Maybe it was the inexplicable desire to ask for a day off before the May Day holiday. Maybe it’s really due to a stomach bug, or even the latest villain: the coronavirus.

Of course, it could just be a late-summer mood swing.

Whatever the reason, August 24th is the day most American workers tell their bosses they won’t be able to work that day.

And what day is it that workers are regularly absent from work? February 13th, usually around the time of the Super Bowl and Valentine’s Day.

The issue is because.

The dates were discovered by Flamingo, a company that helps companies manage absences and sick leave, after analyzing statistics on how many sick days U.S. workers took over the past five years.

More than half were due to an upset stomach, almost always vomiting or diarrhea.

These inconveniences outweigh the coronavirus, which is responsible for a quarter of absenteeism.

Six percent of office workers cited injuries such as fractures or sprains as the reason.

Beyond physical ailments, Paaras Parker, director of human resources at Paycor, a payroll software company, said her company has seen a significant increase in employee absences due to anxiety or stress issues, and in Flamingo’s studio, This proportion is close to 9%.

“They don’t necessarily have strep or a fever, but they need a day to dedicate themselves to,” he said.

Encouraging workers to excuse poor mental health for absenteeism is a “welcome change” in workplace attitudes after worker burnout peaked this year in the wake of the pandemic, Parker added.

The advent of remote work is also changing the culture of sick absences.

Employees who feel unwell but don’t have the option to work remotely are nearly twice as likely to come to the office with symptoms than employees who work hybrids, according to a WFH Research survey.
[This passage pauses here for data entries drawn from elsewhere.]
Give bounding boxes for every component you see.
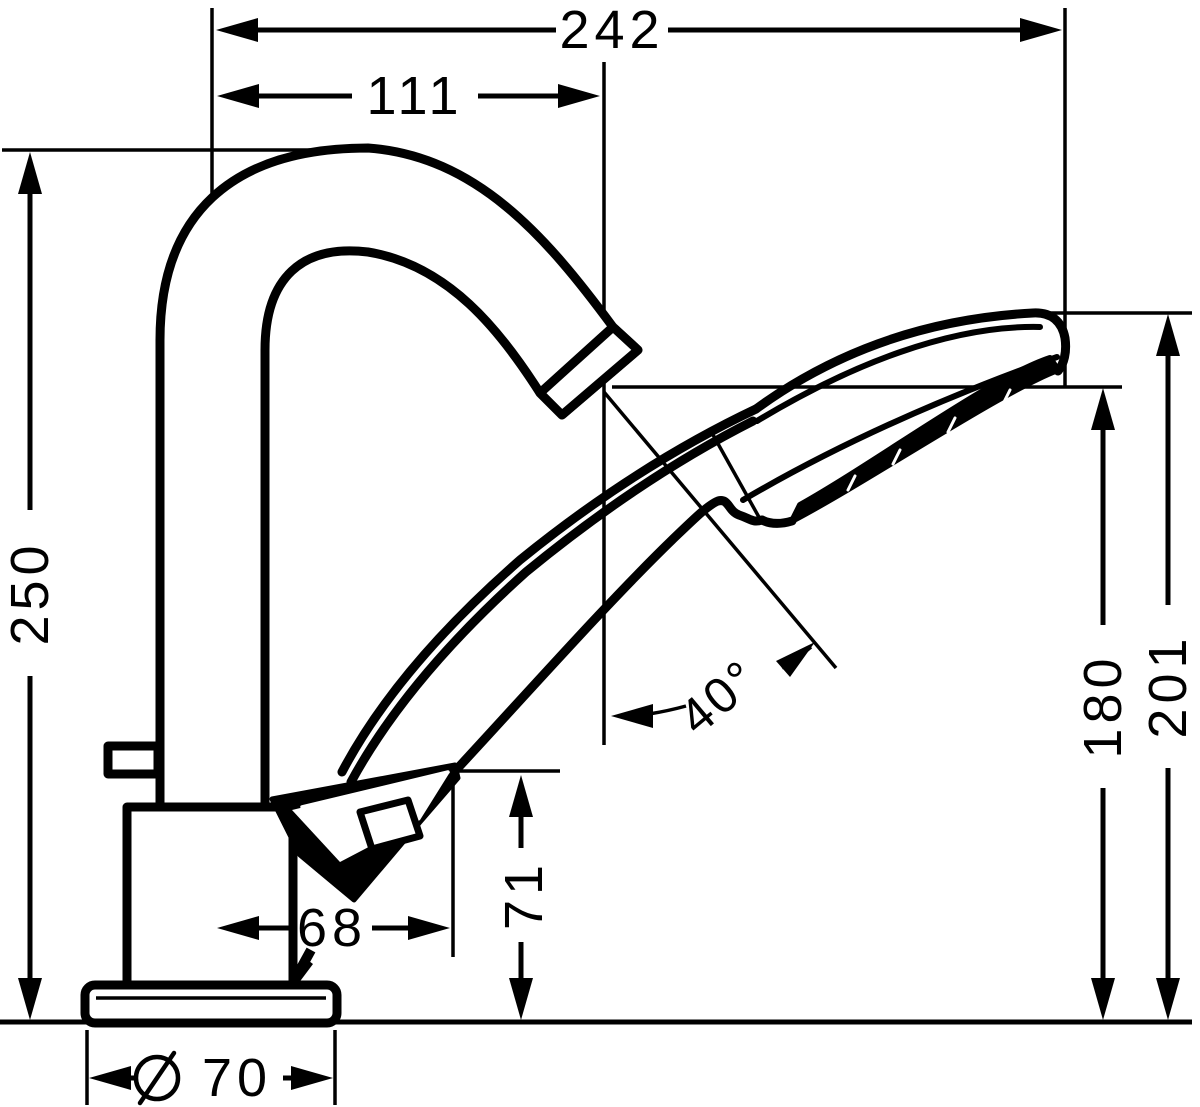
arrowhead-left <box>217 916 259 940</box>
dimension-label: 250 <box>0 540 60 645</box>
dimension-label: 68 <box>297 898 367 958</box>
arrowhead-left <box>611 704 653 728</box>
spray-angle-ray <box>602 390 838 670</box>
arrowhead-right <box>291 1066 333 1090</box>
arrowhead-top <box>18 152 42 194</box>
dim-180-outlet-height: 180 <box>1073 388 1133 1020</box>
dimension-label: 40° <box>669 648 770 745</box>
handshower-handle-butt <box>356 796 424 853</box>
dimension-label: 201 <box>1138 633 1198 738</box>
dimension-label: 111 <box>366 66 463 126</box>
faucet-base-block <box>122 802 298 991</box>
arrowhead-right <box>1020 18 1062 42</box>
base-flange <box>80 980 342 1028</box>
dim-70-base-diameter: 70 <box>89 1048 333 1107</box>
handshower <box>337 308 1071 787</box>
dim-40deg-spray-angle: 40° <box>611 642 815 746</box>
arrowhead-left <box>89 1066 131 1090</box>
handle-bottom-edge <box>452 496 767 774</box>
dim-242-total-width: 242 <box>216 0 1062 60</box>
arrowhead-bottom <box>1091 978 1115 1020</box>
dim-250-total-height: 250 <box>0 152 60 1020</box>
faucet-spout <box>155 143 643 817</box>
head-top-outline <box>751 308 1071 414</box>
handle-head-seam-line <box>710 432 762 520</box>
dim-68-holder-offset: 68 <box>217 898 450 958</box>
faucet-body <box>80 741 342 1028</box>
dimension-label: 71 <box>494 860 554 930</box>
spray-face-nozzle-notches <box>846 388 1012 492</box>
arrowhead-top <box>1156 314 1180 356</box>
spout-tip-aerator-band <box>535 322 643 420</box>
hose-chevron-detail <box>289 947 316 986</box>
extension-lines <box>2 8 1192 1105</box>
arrowhead-bottom <box>509 978 533 1020</box>
arrowhead-right <box>776 642 815 677</box>
arrowhead-bottom <box>18 978 42 1020</box>
dimension-label: 180 <box>1073 653 1133 758</box>
arrowhead-bottom <box>1156 978 1180 1020</box>
handshower-spray-face <box>789 355 1061 524</box>
holder-rim-highlight <box>300 770 450 809</box>
head-neck-bottom <box>757 515 797 528</box>
dim-201-handshower-height: 201 <box>1138 314 1198 1020</box>
handle-top-edge-inner <box>346 416 758 787</box>
arrowhead-left <box>216 18 258 42</box>
dim-71-holder-height: 71 <box>494 775 554 1020</box>
arrowhead-right <box>558 84 600 108</box>
dim-111-spout-reach: 111 <box>217 66 600 126</box>
side-knob <box>103 741 163 779</box>
arrowhead-right <box>408 916 450 940</box>
arrowhead-top <box>509 775 533 817</box>
handle-top-edge <box>337 404 761 777</box>
arrowhead-top <box>1091 388 1115 430</box>
head-inner-line <box>754 323 1043 424</box>
handshower-holder <box>269 762 461 903</box>
dimension-label: 70 <box>202 1048 272 1107</box>
diameter-icon <box>133 1050 181 1106</box>
spout-tube-outline <box>155 143 643 817</box>
dimension-label: 242 <box>559 0 664 60</box>
arrowhead-left <box>217 84 259 108</box>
That bodes well for problems in the health sector, as orders to return to offices tighten and office densities increase, favoring breeding grounds for infectious diseases such as the flu or the common cold.

“It’s clear that when people have a cold or a cough, they’re more comfortable working from home,” said Jeff Levin-Scherz, director of population health at insurer WTW, formerly Willis Towers Watson.

“If they feel in good physical shape and can work, then they feel more comfortable knowing they’re not giving anything to anybody.”

But for employees working in the office, he stressed the importance of practicing good hygiene, such as hand washing, and urged his company to regularly check air quality, practices that have become routine during the pandemic.

“In an age when many knowledge workers are not in the office at all, these measures to create healthier workplaces can actually act as a lure to encourage employees to come forward,” Levine-Shieltz said.

Access to perks like healthy food or exercise facilities can serve the dual purpose of improving employee health and attendance, he said.

Either way, it’s never a good idea to undermine an employee’s excuse to take sick leave, Parker said.

“I think our job is not to guess why a person is taking time off, but to recognize that people need time off and create environments and policies that allow them to exercise that right when they need it,” he said.